Corresponding Angles are Congruent
Corresponding angles are congruent when a transversal intersects two parallel lines, a foundational Grade 7 geometry theorem in Big Ideas Math Advanced 2, Chapter 3: Angles and Triangles. Corresponding angles occupy the same relative position at each intersection point — both above or both below the parallel lines and on the same side of the transversal. This theorem is the basis for many parallel lines and transversal problems.
Key Concepts
When a transversal intersects two parallel lines, corresponding angles are congruent. Corresponding angles occupy the same relative position at each intersection point.
Common Questions
What are corresponding angles?
Corresponding angles are angles that are in the same position at each intersection where a transversal crosses two parallel lines. For example, both upper-left angles at the two intersections are corresponding angles.
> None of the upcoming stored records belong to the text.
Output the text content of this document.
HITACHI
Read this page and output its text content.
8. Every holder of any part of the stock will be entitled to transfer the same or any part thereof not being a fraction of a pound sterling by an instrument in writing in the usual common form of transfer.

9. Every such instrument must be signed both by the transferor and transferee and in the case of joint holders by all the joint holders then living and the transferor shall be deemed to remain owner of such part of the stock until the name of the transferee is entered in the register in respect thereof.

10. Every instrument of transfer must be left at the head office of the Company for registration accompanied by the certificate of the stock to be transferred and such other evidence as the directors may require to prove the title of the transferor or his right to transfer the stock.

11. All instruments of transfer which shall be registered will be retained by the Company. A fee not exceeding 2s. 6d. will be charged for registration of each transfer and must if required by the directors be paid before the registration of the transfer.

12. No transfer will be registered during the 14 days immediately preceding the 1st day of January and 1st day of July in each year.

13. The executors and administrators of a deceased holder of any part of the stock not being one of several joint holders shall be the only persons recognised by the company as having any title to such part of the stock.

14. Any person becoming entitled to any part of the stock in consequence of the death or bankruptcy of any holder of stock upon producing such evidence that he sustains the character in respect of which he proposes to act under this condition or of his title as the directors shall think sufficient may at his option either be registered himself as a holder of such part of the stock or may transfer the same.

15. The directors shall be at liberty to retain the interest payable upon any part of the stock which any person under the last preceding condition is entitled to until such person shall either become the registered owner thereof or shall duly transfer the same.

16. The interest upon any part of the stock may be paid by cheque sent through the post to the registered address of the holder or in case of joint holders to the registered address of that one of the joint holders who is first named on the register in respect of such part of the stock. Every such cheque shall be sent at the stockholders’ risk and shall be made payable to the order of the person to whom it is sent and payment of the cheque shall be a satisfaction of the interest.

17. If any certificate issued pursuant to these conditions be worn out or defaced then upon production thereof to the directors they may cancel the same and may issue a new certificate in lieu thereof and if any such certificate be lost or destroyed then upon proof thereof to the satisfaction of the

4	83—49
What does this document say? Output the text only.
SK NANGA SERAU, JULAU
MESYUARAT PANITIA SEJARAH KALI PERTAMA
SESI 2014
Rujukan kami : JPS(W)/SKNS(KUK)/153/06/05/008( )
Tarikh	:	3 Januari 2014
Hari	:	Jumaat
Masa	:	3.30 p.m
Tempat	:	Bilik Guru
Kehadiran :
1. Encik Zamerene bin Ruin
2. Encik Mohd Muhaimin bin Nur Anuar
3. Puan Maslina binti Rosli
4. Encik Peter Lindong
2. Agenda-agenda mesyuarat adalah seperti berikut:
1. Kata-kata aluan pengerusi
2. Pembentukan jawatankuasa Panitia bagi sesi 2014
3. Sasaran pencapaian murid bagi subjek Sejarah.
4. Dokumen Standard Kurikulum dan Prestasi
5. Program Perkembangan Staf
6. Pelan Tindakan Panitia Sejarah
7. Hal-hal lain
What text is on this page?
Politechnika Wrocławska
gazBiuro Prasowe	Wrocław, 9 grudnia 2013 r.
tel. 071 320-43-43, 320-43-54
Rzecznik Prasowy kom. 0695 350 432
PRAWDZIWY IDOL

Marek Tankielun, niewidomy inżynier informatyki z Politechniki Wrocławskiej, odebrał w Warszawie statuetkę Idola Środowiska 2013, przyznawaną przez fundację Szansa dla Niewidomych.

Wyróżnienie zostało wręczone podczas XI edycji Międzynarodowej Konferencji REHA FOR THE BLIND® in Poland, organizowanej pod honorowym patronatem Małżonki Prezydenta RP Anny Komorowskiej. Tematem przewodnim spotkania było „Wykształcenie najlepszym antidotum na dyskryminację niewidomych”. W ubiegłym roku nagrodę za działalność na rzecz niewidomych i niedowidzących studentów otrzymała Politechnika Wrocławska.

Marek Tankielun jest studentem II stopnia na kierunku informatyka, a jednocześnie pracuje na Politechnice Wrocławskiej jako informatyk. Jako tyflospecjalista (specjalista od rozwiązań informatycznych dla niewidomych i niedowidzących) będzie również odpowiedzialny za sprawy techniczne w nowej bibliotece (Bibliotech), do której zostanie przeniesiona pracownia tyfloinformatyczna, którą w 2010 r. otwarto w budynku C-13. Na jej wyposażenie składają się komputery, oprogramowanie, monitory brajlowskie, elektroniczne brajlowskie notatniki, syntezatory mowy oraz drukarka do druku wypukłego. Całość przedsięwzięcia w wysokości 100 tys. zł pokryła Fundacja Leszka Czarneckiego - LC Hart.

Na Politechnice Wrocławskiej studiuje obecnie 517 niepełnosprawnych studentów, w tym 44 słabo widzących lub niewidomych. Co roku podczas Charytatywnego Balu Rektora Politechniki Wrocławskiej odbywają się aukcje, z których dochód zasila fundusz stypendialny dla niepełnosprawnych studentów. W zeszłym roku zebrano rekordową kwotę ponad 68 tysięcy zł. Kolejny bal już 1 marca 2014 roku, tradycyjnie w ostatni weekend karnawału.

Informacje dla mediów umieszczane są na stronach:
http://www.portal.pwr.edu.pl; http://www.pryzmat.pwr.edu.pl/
Are corresponding angles always equal?
Yes, corresponding angles are always congruent when formed by a transversal cutting two parallel lines. If the lines are not parallel, corresponding angles are not necessarily equal.
How do you identify corresponding angles in a diagram?
Look for angles in matching positions at the two intersection points. Imagine sliding one intersection along the transversal to the other — overlapping angles are corresponding angles.
What textbook covers corresponding angles in Grade 7?
Big Ideas Math Advanced 2, Chapter 3: Angles and Triangles covers the corresponding angles theorem for parallel lines cut by a transversal.